Representation of Aurora-A (red) and Aurora-B (purple) kinase association with intracellular structures during cell cycle. Association with partners of specific relevance for cancer are indicated in inset circles. DNA/chromatin is indicated in teal; the centrosome and mitotic spindle in gold. See text for details regarding functional interactions. CPC, Chromosomal passenger complex. Graphic representation adapted from http://en.wikipedia.org/wiki/File:Animal_cell_cycle.svg in Wikimedia Commons.

Figure 2. Expression and mutational profile of Aurora proteins in SCCHN tumors

A. Publicly available microarray data from the Gene Expression Omnibus (GEO) [51] and ArrayExpress (http://www.ebi.ac.uk/arrayexpress/) databases were used by Genevestigator portal https://genevestigator.com/[52] to generate expression meta-profiles, which make data highly comparable between different experiments. Expression levels of Aurora-A (AURKA) and Aurora-B (AURKB), and other genes noted in the text across a range of cancer types were plotted using Genevestigator software. X-axis, log2 scale. B. Analysis of the Head and Neck Squamous Cell Carcinoma subset of TCGA data[53] (from a provisional release of 310 samples) were analyzed using the cBio portal. [54] The displayed Oncoprint, generated by the cBio portal, shows individual samples as vertical columns, with the alterations on each gene as shown in the graphic legend embedded in the figure: not all specimens with only mutated p53, or with no mutations, are shown. High gene expression is defined as having a z score >2 based on reference (matched normal) sample population. IQR, interquartile range (defines expression of 25-75% of all genes) C. Kaplan-Meier plot comparing survival for high and low expression cohorts in regard to Aurora-A and Aurora-B, based on TCGA data.

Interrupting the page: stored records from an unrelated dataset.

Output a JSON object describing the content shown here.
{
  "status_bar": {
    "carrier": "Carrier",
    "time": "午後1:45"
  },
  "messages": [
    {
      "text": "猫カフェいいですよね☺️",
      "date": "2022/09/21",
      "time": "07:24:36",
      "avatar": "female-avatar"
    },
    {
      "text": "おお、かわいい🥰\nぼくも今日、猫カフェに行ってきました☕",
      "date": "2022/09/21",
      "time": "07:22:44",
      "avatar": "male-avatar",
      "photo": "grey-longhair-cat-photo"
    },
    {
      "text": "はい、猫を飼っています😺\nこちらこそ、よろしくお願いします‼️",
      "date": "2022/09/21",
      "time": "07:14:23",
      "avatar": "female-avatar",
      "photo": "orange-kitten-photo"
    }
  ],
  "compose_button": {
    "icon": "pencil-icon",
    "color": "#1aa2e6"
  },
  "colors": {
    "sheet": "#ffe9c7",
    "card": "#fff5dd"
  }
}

Figure 3. A SCCHN network for Aurora-associated proteins

A network was generated around the Aurora-A (AURKA) and Aurora-B (AURKB) proteins was generated by the cBio portal [54] using data from Pathway Commons regarding protein-protein (HPRD), enzymatic (Reactome ) and pathway (NCI-Nature Pathway Interaction Database) interactions. Of all neighbors of the seed genes (AURKA & AURKB), the 50 most frequently altered in the SCCHN subset of TCGA data are shown. All proteins are identified by official gene symbol. Node coloring (white to red: low to high) reflects the combined frequency of all alterations for a given gene. Blue and green arrows represent enzyme-substrate interactions. The group of proteins circled by a dashed line represents a large group of coordinately regulated proteins found in a mitotic complex with Aurora-B at the centromere/kinetochore. Detailed information (i.e., copy number alterations, expression change, frequency of mutations) can be viewed for each gene in a network generated for AURKA and AURKB on http://www.cbioportal.org/.

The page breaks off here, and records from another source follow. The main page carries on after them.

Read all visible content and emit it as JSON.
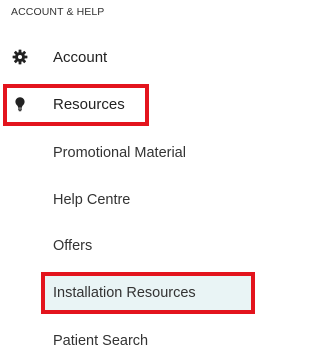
{
  "section": {
    "title": "ACCOUNT & HELP"
  },
  "nav": {
    "account": {
      "label": "Account",
      "icon": "gear-icon"
    },
    "resources": {
      "label": "Resources",
      "icon": "lightbulb-icon"
    }
  },
  "submenu": {
    "items": [
      {
        "label": "Promotional Material"
      },
      {
        "label": "Help Centre"
      },
      {
        "label": "Offers"
      },
      {
        "label": "Installation Resources",
        "selected": true
      },
      {
        "label": "Patient Search"
      }
    ]
  },
  "colors": {
    "highlight_border": "#e3141d",
    "selected_background": "#e9f4f5",
    "text": "#222222"
  }
}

Figure 4. Aurora combination therapies and interrelation of drug targets

Aurora-A (AURKA) and Aurora-B (AURKB) inhibitors (orange shading) block processes required for mitosis. Productive therapeutic combinations involve small molecules and antibodies targeting proteins influencing cell proliferation and survival signaling, or cytotoxics inducing DNA damage and mitotic checkpoints (drugs indicated in pink shading). See text for details.